- BY Susan Tucker
- POSTED IN Gluten-Free Food
- WITH 0 COMMENTS
- STANDARD POST TYPE
Gluten is a substance found in wheat, barley, rye and some oat products and is the protein that adds elasticity, texture and volume to many food products. Many are unable to consume gluten because it damages the lining of the small intestine thus harming the bodies natural way of processing foods effectively (celiac disease).
Gluten Free Foods – How They Should Be Made
Regardless of whether the gluten-free foods choice is due to celiac or just a personal life choice in general, it is important to know just how gluten-free foods are made keeping these two primary concerns in mind: Are prohibited grains being eliminated? Is cross contamination being avoided?
Gluten-free ingredients are generally grown, transported, then stored and packaged in a gluten-free environment. At least, this is the way that they should be treated. Unfortunately, due to the high demand facing the food market today, most foods that are naturally gluten-free are not actually due to cross-contamination. For example, oats; oats are gluten-free and can be consumed by celiacs. However, often the problem occurs back at the farm where they are grown alongside wheat and thus have wheat sown among them.
Here is the correct way that gluten-free foods should be made:
In reference to ingredients like oats in the above example, food should not be grown together. In most cases, they are grown alone in a controlled environment.
Ingredients are handled very carefully. If working in an environment where there are gluten products, there are separate storage and preparation areas keeping gluten free foods versus gluten divided. Policies are typically also in place that all employees maintain clean hands and garments while working.
Facility And Equipment
All the facilities and equipment are kept separate. Unfortunately, when working in the same area as gluten, there is a high risk of cross-contamination occurring from air-borne dust. This is why many companies schedule all gluten free foods production more than 24 hours after gluten production. They also make use of wet-washing which ensures complete sanitation.
Here at Three Bakers, our entire facility is gluten free so there is no chance of cross-contamination.
Gluten-Free Foods Labeling
While labeling gluten-free foods is voluntary, when labeling, the product must meet all gluten-free foods regulations set by the FDA. However, in order to be labeled Certified Gluten Free, there are a number of steps that need to take place, including:
- Product Review
- On-site Inspection
- On-going Testing
All Three Bakers products are certified gluten free by the Gluten Intolerance Group.

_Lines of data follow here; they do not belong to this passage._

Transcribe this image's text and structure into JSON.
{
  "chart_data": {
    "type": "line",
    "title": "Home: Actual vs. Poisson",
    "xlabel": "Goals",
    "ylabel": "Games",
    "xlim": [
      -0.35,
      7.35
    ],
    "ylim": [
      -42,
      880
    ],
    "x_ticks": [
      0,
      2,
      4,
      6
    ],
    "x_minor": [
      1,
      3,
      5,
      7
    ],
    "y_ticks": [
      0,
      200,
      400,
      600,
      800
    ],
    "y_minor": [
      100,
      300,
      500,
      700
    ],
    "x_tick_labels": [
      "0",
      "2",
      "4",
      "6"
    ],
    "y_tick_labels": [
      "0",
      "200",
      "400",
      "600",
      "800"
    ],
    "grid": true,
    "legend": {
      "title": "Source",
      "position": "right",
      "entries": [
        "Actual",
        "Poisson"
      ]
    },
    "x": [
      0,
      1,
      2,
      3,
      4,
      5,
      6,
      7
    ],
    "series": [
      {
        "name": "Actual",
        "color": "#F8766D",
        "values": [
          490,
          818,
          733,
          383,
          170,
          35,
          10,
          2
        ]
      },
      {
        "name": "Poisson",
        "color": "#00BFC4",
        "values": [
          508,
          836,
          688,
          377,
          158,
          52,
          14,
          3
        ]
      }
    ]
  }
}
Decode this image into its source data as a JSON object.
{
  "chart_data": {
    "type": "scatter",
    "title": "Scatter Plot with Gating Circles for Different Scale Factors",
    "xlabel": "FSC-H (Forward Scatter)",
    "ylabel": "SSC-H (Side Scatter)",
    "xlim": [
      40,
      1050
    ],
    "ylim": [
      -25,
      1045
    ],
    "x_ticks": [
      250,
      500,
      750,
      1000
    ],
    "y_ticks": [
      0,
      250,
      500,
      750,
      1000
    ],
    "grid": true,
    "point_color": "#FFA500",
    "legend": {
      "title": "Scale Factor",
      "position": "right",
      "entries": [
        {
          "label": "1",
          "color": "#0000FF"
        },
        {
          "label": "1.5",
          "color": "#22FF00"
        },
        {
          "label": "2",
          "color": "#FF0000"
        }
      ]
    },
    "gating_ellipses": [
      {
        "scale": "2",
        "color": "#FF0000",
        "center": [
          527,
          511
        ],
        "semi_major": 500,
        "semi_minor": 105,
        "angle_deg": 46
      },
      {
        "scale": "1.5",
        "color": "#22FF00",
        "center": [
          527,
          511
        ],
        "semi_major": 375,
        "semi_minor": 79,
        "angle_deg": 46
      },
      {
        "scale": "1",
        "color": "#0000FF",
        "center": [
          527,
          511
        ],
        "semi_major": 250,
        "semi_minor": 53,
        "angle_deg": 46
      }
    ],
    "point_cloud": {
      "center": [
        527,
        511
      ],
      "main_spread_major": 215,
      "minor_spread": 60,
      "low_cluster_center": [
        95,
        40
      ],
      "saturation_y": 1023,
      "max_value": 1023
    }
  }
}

Learn more here.
So rest assured, now that you know how they are made, while shopping for your gluten free foods, you can place your Certified Gluten Free product right into your basket with peace of mind.
Disclaimer: This information is not intended to treat, diagnose, cure or prevent any disease. All material provided on this Site is provided for information purposes only. Always seek the advice of your physician or other qualified health care provider with any questions you have regarding a medical condition, before undertaking any diet, exercise, other health program, or other procedure set out on this Site.